For the snooker players, there’s Lionel Shriver’s Sliding Doors-esque behemoth, The Post-Birthday World. Irina, a children’s book illustrator, has to make a call: to stick with her long-term partner Lawrence, or to leave him for snooker pro, Ramsey. The book plays out both scenarios in alternating chapters, and while it’s a great ‘what if’ read, it’s also a really good sales pitch for snooker – despite the soppy cover.
So you like baseball? Then check out Don DeLillo’s immense and glorious Underworld: it’s got the FBI and the mafia and the Cuban Missile Crisis, but most importantly, it’s got the Giants and the Dodgers and Branca pitching to Thompson on October 3rd, 1951. Unbeatable.
If you’re a basketball fan, you might like Mike Lupica’s Miracle on 49th Street – it’s nominally a Young Adult title but that doesn’t matter; it’s a gripping story about families and their contradictions. Twelve- year-old Molly’s mother has died and she’s tracked down her father, who turns out to be basketball superstar Josh Cameron of the Boston Celtics. Will Josh make room in his life for his game and his daughter? You’ll have to read it to find out…

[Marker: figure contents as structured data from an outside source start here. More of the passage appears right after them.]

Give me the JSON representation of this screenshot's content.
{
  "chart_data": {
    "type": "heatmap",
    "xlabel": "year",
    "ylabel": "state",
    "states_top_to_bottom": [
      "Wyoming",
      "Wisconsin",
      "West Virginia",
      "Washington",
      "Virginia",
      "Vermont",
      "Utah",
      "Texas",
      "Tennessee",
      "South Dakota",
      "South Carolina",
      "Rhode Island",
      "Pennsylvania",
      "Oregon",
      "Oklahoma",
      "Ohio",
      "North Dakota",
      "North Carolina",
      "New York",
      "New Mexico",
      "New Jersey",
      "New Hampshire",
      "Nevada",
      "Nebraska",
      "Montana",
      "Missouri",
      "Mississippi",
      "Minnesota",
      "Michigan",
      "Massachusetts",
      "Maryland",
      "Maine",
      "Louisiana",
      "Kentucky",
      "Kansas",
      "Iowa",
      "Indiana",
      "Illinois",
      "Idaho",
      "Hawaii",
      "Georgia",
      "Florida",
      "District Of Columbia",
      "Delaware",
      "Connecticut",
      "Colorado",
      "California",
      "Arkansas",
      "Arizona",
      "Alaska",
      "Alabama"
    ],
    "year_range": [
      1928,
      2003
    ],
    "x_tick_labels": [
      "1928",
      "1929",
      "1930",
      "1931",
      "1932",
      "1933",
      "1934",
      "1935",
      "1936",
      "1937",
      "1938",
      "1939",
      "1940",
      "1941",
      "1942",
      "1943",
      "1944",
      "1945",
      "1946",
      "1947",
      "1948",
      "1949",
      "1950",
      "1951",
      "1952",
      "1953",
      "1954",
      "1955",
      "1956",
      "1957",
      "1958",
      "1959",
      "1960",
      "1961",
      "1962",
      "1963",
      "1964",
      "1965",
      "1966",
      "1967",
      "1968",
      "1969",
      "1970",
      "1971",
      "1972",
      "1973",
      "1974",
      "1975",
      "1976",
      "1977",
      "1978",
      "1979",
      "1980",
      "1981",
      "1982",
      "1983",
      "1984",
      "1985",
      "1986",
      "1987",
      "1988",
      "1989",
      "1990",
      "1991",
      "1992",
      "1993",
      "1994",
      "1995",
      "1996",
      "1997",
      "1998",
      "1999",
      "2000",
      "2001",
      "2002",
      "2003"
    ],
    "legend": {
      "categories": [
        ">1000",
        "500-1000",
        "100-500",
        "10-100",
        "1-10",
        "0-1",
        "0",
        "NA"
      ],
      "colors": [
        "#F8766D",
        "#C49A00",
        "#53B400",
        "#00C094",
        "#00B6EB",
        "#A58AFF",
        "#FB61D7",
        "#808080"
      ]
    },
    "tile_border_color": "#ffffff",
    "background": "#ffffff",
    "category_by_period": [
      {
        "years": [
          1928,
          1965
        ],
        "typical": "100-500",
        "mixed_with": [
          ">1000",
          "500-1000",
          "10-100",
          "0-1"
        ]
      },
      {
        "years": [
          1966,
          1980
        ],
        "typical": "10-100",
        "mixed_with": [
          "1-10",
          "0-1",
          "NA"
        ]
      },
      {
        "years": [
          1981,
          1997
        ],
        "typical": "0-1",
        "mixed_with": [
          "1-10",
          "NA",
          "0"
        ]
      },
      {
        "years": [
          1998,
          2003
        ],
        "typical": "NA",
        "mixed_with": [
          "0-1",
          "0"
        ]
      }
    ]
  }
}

You say you’re more of a swimmer? Then have a look at Christos Tsiolkas’s Barracuda, which follows the declining fortunes of a teenage swimming star: it’s a blockbuster drama with some of the best descriptions, not only of the physicality of swimming itself but also of the brutality of the competition scene, that we’ve yet to read.
For soccer fans, Nick Hornby’s Fever Pitch; an autobiographical account of one fan’s misery as he watched his team, London’s Arsenal, plough every furrow of football failure from the sixties through to the eighties. It’s funny and informative and you don’t even have to like the Gunners to get a kick out of it.
If you’re into horse racing, but you’ve exhausted the Jilly Cooper archives, then hunt out Jane Smiley’s Horse Heaven, a vast and intricately plotted exploration of the world of stud farm and trainers and millionaire owners: it’s got jockeys and gamblers and a horse whisperer, and, of course, the horses themselves: a Dickens-like equine soap-opera!
If sailing floats your boat (see what we did there?) then you’ve got a lot of choice, from CS Forester’s Hornblower series and Patrick O’Brian’s Jack Aubrey books, to Nevil Shute’s Trustee from the Toolroom, but we’d still plump for Melville’s Moby Dick: it might be long, but it’s surprisingly hilarious and, ignoring all the completely counterfactual ‘facts’ about whaling, it’s really fascinating account of life (and madness) at sea.
Last, but not least, for the tennis-players, you’ve got to try David Foster Wallace’s Infinite Jest. Where else would you get AA meetings and dystopia and killer videotapes all circling around a tennis academy for talented kids? The book’s not exactly easy but it’s brilliant nonetheless and packed with tennis facts – DFW played on the Tour as a young man so there’s method to the mania.
Got any more tips for us and for each other? We sports fans-slash-readers always want more!